0. Temporal Pattern

• Definition: a sequence of addresses that favor being accessed together and in the same order (e.g., if we observe {A; B; C; D} then it is likely for {B; C; D} to follow {A} in the future).
• Source: loops; pointer-based structures are traversed in program
• Shortcomings
  • （准确率低）Temporal prefetching techniques exhibit low accuracy as they do not know where streams end.
  • （无法避免compulsory miss）As temporal prefetchers rely on address repetition, they are unable to prevent compulsory misses (unobserved misses) from happening
  • （存储开销高）As temporal prefetchers require to store the correlation between addresses, they usually impose large storage overhead (tens of megabytes) that cannot be accommodated on-the-chip next to the cores.

1. Category 1: GHB-Based

1.1. STMS (Sampled Temporal Memory Streaming)

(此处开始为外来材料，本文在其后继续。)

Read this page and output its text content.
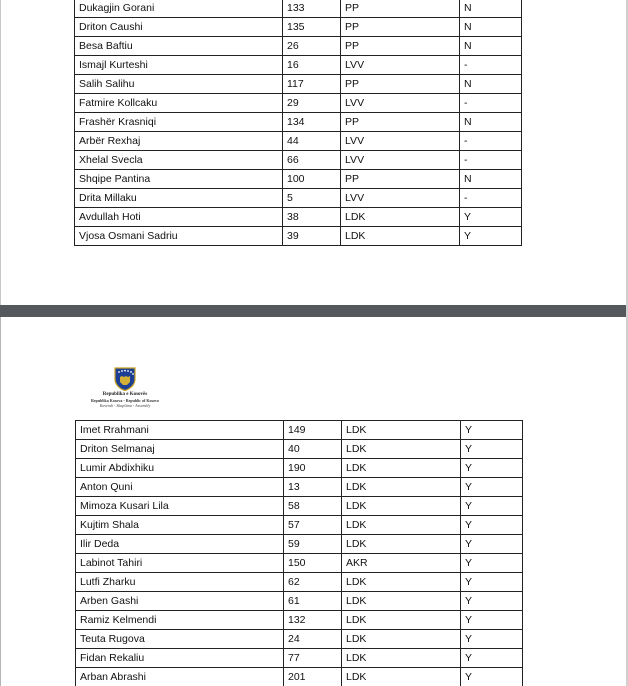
Dukagjin Gorani	133	PP	N
Driton Caushi	135	PP	N
Besa Baftiu	26	PP	N
Ismajl Kurteshi	16	LVV	-
Salih Salihu	117	PP	N
Fatmire Kollcaku	29	LVV	-
Frashër Krasniqi	134	PP	N
Arbër Rexhaj	44	LVV	-
Xhelal Svecla	66	LVV	-
Shqipe Pantina	100	PP	N
Drita Millaku	5	LVV	-
Avdullah Hoti	38	LDK	Y
Vjosa Osmani Sadriu	39	LDK	Y
Republika e Kosovës
Republika Kosova - Republic of Kosovo
Kuvendi - Skupština - Assembly
Imet Rrahmani	149	LDK	Y
Driton Selmanaj	40	LDK	Y
Lumir Abdixhiku	190	LDK	Y
Anton Quni	13	LDK	Y
Mimoza Kusari Lila	58	LDK	Y
Kujtim Shala	57	LDK	Y
Ilir Deda	59	LDK	Y
Labinot Tahiri	150	AKR	Y
Lutfi Zharku	62	LDK	Y
Arben Gashi	61	LDK	Y
Ramiz Kelmendi	132	LDK	Y
Teuta Rugova	24	LDK	Y
Fidan Rekaliu	77	LDK	Y
Arban Abrashi	201	LDK	Y
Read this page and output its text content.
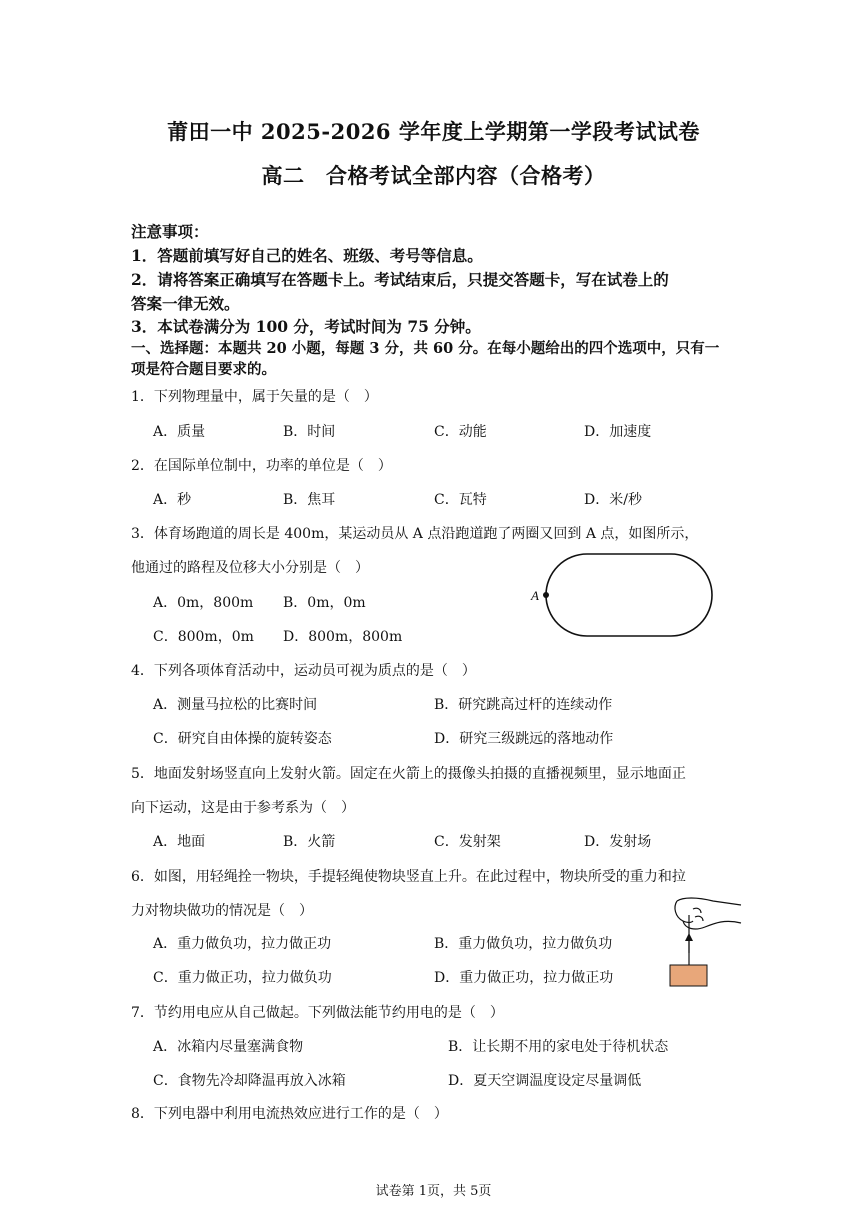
莆田一中 2025-2026 学年度上学期第一学段考试试卷
高二　合格考试全部内容（合格考）
注意事项：
1．答题前填写好自己的姓名、班级、考号等信息。
2．请将答案正确填写在答题卡上。考试结束后，只提交答题卡，写在试卷上的
答案一律无效。
3．本试卷满分为 100 分，考试时间为 75 分钟。
一、选择题：本题共 20 小题，每题 3 分，共 60 分。在每小题给出的四个选项中，只有一
项是符合题目要求的。
1．下列物理量中，属于矢量的是（　）
A．质量	B．时间	C．动能	D．加速度
2．在国际单位制中，功率的单位是（　）
A．秒	B．焦耳	C．瓦特	D．米/秒
3．体育场跑道的周长是 400m，某运动员从 A 点沿跑道跑了两圈又回到 A 点，如图所示，
他通过的路程及位移大小分别是（　）
A．0m，800m B．0m，0m
C．800m，0m D．800m，800m
A
4．下列各项体育活动中，运动员可视为质点的是（　）
A．测量马拉松的比赛时间	B．研究跳高过杆的连续动作
C．研究自由体操的旋转姿态	D．研究三级跳远的落地动作
5．地面发射场竖直向上发射火箭。固定在火箭上的摄像头拍摄的直播视频里，显示地面正
向下运动，这是由于参考系为（　）
A．地面	B．火箭	C．发射架	D．发射场
6．如图，用轻绳拴一物块，手提轻绳使物块竖直上升。在此过程中，物块所受的重力和拉
力对物块做功的情况是（　）
A．重力做负功，拉力做正功	B．重力做负功，拉力做负功
C．重力做正功，拉力做负功	D．重力做正功，拉力做正功
7．节约用电应从自己做起。下列做法能节约用电的是（　）
A．冰箱内尽量塞满食物	B．让长期不用的家电处于待机状态
C．食物先冷却降温再放入冰箱	D．夏天空调温度设定尽量调低
8．下列电器中利用电流热效应进行工作的是（　）
试卷第 1页，共 5页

• HPCA'09 Practical Off-chip Meta-data for Temporal Memory Streaming

在global access stream上记录address correlation (pairs of correlated address, 比如访问了A之后接下去会访问B)。然后根据address correlation来issue prefetch requests。
STMS通过一个FIFO buffer来记录global stream的address correlation。比如一个访问序列A,B,C,D,E，这些被记录到FIFO buffer。接下来如果遇到一个A的访问，则STMS认为接下来可能会访问B

a. Structure

• History Table: a circular FIFO buffer记录访问的addr
  • 每次cache miss发生，会将miss数据放到FIFO buffer的末尾
• Index Table: set-associative structure, stores a pointer for every observed miss addr to its last occurrence in the History Table

b. Process

• Cache miss发生的时候，prefetcher先查找index table, 找到miss addr，获取对应到history table的指针
• prefetcher找到history table中的位置，然后开始为后续地址发起prefetch请求

c. Comments

• 访问速度慢，metadata traffic很大。History Table和Index Table很大，都是放在memory里面的。
• metadata没有办法cache, 因为他是以FIFO buffer的形式存在的，但是memory访问是随机的
  

1.2. Domino

• HPCA'18 Domino Temporal Data Prefetcher

STMS通过一个地址来匹配GHB，这样的准确率是不够的。
Domino优化了STMS。Domino可以使用一个或两个地址匹配GHB。

如下图所示，上方A,B,C,X是一个global access stream，下方是三个GHB-based prefetcher的index table的结构。

• STMS: 一个miss addr匹配GHB
• Diagram: 连续两个miss addr匹配GHB
• Domino: 二级match。第一级用第一个miss addr，第二级看第二个访问地址，匹配GHB
  

a. Structure

• History Table (HT): a circular FIFO buffer --> in DRAM

• Enhanced Index Table (EIT): set-associative structure, stores a pointer for every observed miss addr to its last occurrence in the History Table --> in DRAM
  

• Other Storage elements next to each core

  • a buffer to record the sequence of triggering events named LogMiss （存放两个miss entry)
  • a buffer to keep the prefetched cache blocks named Prefetch Buffer
  • a buffer that holds the sequence of addresses of an active stream named PointBuf (存放HT的一段stream)
  • a buffer named FetchBuf (存放EIT的row)

b. Process

触发prefetch的triggering event有

• cache misses
• prefetch hits

b.i. Recording

• Triggering
  • triggering event发生，记录其addr到LogMiss (LogMiss has the capacity of two cache blocks.)
• Updating HT
  • 当LogMiss有数据的时候，Domino会将其append到HT，并且概率性的更新EIT (不是每一次都会更新EIT的)
• Updating EIT
  • N个triggering events(比如8)写到HT之后，对应的EIT row会被取到FetchBuf(如果不存在，则根据LRU policy allocate)。
  • 在EIT super entry中，根据第二个miss addr进行查询，更新指向HT的指针(如果不存在，则在super entry中根据LRU进行替换)
  • 最后更新entry内部的LRU和所有entry的LRU信息。最后写回memory

b.ii. Replaying (replay first, record second)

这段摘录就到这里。